Ingredients for Fudgy Brownies:

10 T. butter
1 1/4 C. sugar
3/4 C. + 2 T. unsweetened cocoa
1/4 t. kosher salt
1 t. vanilla
2 large cold eggs
1/2 C. all-purpose flour
2/3 C. chopped nuts, optional

Place the oven rack in the lower 1/3 of the oven and preheat to 325 degrees F.  Line the bottom and sides of an eight inch square pan with foil or parchment paper. leaving overhangs.       
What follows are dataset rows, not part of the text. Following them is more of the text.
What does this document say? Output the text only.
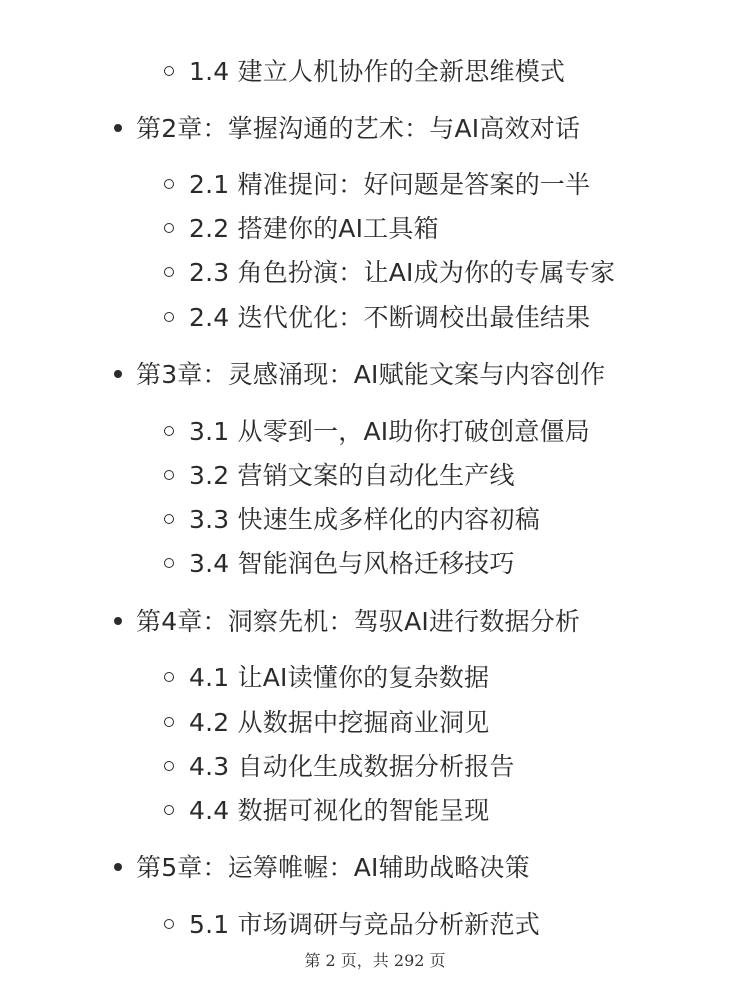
1.4 建立人机协作的全新思维模式
第2章：掌握沟通的艺术：与AI高效对话
2.1 精准提问：好问题是答案的一半
2.2 搭建你的AI工具箱
2.3 角色扮演：让AI成为你的专属专家
2.4 迭代优化：不断调校出最佳结果
第3章：灵感涌现：AI赋能文案与内容创作
3.1 从零到一，AI助你打破创意僵局
3.2 营销文案的自动化生产线
3.3 快速生成多样化的内容初稿
3.4 智能润色与风格迁移技巧
第4章：洞察先机：驾驭AI进行数据分析
4.1 让AI读懂你的复杂数据
4.2 从数据中挖掘商业洞见
4.3 自动化生成数据分析报告
4.4 数据可视化的智能呈现
第5章：运筹帷幄：AI辅助战略决策
5.1 市场调研与竞品分析新范式
第 2 页，共 292 页
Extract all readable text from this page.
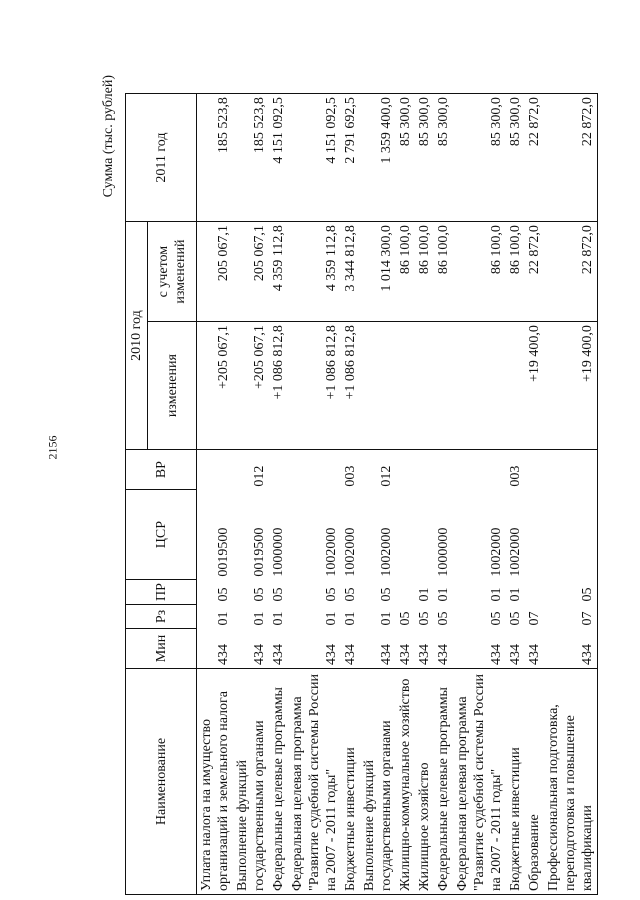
2156
Сумма (тыс. рублей)
Наименование	Мин	Рз	ПР	ЦСР	ВР	2010 год		2011 год
						изменения	с учетом изменений	
Уплата налога на имущество организаций и земельного налога	434	01	05	0019500		+205 067,1	205 067,1	185 523,8
Выполнение функций государственными органами	434	01	05	0019500	012	+205 067,1	205 067,1	185 523,8
Федеральные целевые программы	434	01	05	1000000		+1 086 812,8	4 359 112,8	4 151 092,5
Федеральная целевая программа "Развитие судебной системы России на 2007 - 2011 годы"	434	01	05	1002000		+1 086 812,8	4 359 112,8	4 151 092,5
Бюджетные инвестиции	434	01	05	1002000	003	+1 086 812,8	3 344 812,8	2 791 692,5
Выполнение функций государственными органами	434	01	05	1002000	012		1 014 300,0	1 359 400,0
Жилищно-коммунальное хозяйство	434	05					86 100,0	85 300,0
Жилищное хозяйство	434	05	01				86 100,0	85 300,0
Федеральные целевые программы	434	05	01	1000000			86 100,0	85 300,0
Федеральная целевая программа "Развитие судебной системы России на 2007 - 2011 годы"	434	05	01	1002000			86 100,0	85 300,0
Бюджетные инвестиции	434	05	01	1002000	003		86 100,0	85 300,0
Образование	434	07				+19 400,0	22 872,0	22 872,0
Профессиональная подготовка, переподготовка и повышение квалификации	434	07	05			+19 400,0	22 872,0	22 872,0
Form a double boiler by placing a small amount of water in a pan and bring to a simmer.  Set a heat proof bowl above the simmering water,  Be sure the water does not touch the bottom of the bowl.  Combine butter, sugar, cocoa and salt in the bowl and stir occasionally as the butter melts.

After the butter is melted and the mixture is stirred together remove it from the heal and cool for 5 minutes.  It should be warm not hot.

Stir in the vanilla with a wooden spoon.  Next add the eggs one at a time stirring vigorously after each.  When the batter is thick and shiny add the flour stirring until incorporated.  Now beat for 40 or 50 strokes.  Stir in the nuts.

16 lovely squares of deliciousness!
Spread into the prepared pan and bake for 25 minutes or until a toothpick inserted in the center comes out ALMOST clean.  Cool completely before removing from the pan and slicing.  Yield 16 squares.